The Improper Life of Bezellia Grove

Written by Susan Gregg Gilmore
Review by Nanette Donohue

The first daughter of every generation of Grove women is named Bezellia, after the family’s courageous and iconoclastic matriarch, and teenage Bezellia Grove has grown up amid the stifling pressure of family names and expectations. The Groves are one of Nashville’s finest families, and like many fine families, they hide their secrets well. Bezellia’s mother’s dreams of being a grande dame of society are derailed by her alcoholism, and Bezellia’s father is a doctor who is frequently absent. Bezellia’s main caretakers are the family’s housekeeper, Maizelle, and their handyman, Nathaniel. When Bezellia meets Nathaniel’s teenage son, Samuel, she is instantly attracted to him, though their relationship goes against everything that both teens have been raised to believe. Bezellia finally finds her match in quick-witted, ambitious Samuel. When both families begin to suspect the relationship, Bezellia is sent to spend the summer with her grandparents, where she has a rebound relationship with another unlikely young man—this one, a country boy from the wrong side of the tracks.

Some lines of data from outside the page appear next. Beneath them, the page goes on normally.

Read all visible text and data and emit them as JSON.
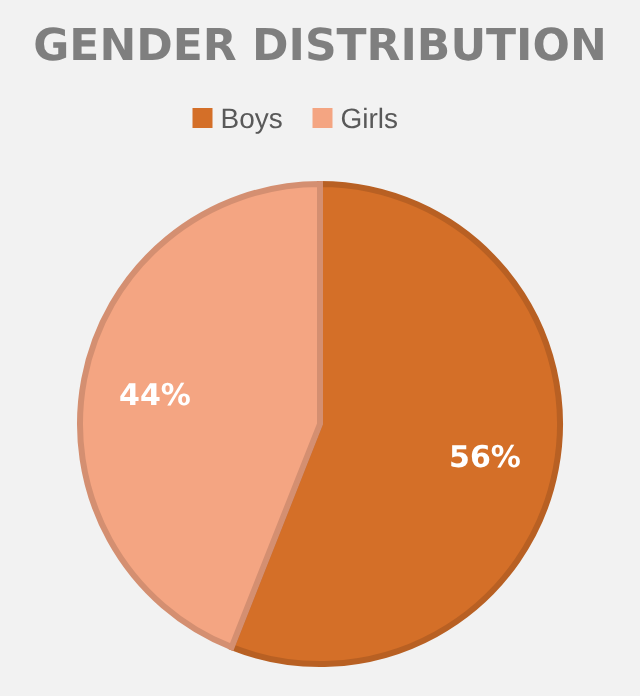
{
  "chart_data": {
    "type": "pie",
    "title": "GENDER DISTRIBUTION",
    "categories": [
      "Boys",
      "Girls"
    ],
    "values": [
      56,
      44
    ],
    "colors": [
      "#d46f28",
      "#f4a582"
    ],
    "data_labels": true,
    "value_labels": [
      "56%",
      "44%"
    ],
    "legend": "top"
  }
}
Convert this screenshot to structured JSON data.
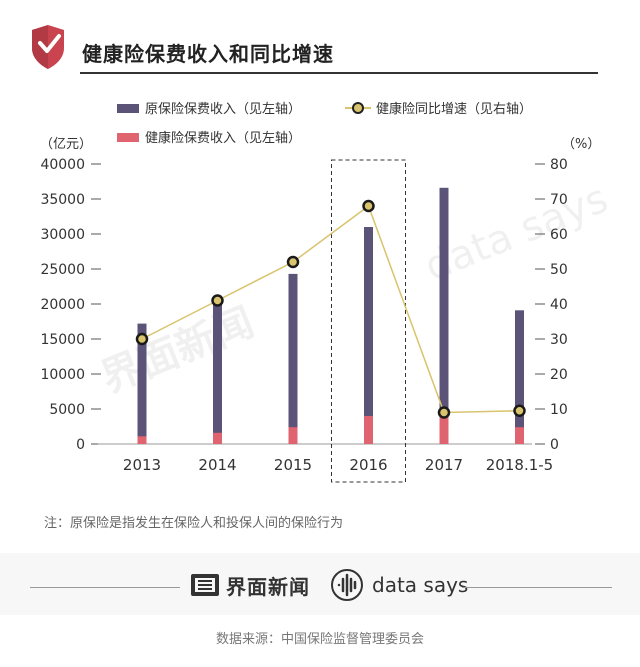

Gilmore captures the spirit of 1960s Nashville, a place where the status quo is challenged by the burgeoning civil rights movement. She also describes the tense relationship between the African-American servants employed by many Southern families and the families who employ them. Looking back, we know that the South was changing, and we know that this change, built as it was on centuries of oppression and inequality, was both hard-won and resented by many. Bezellia seems to be an emblem of this New South, a young woman willing to speak up and fight against oppression and inequality. Though Gilmore is occasionally a bit heavy-handed in nailing this point home, Bezellia’s story is engaging, and you’ll find yourself wanting her to change the world for the better.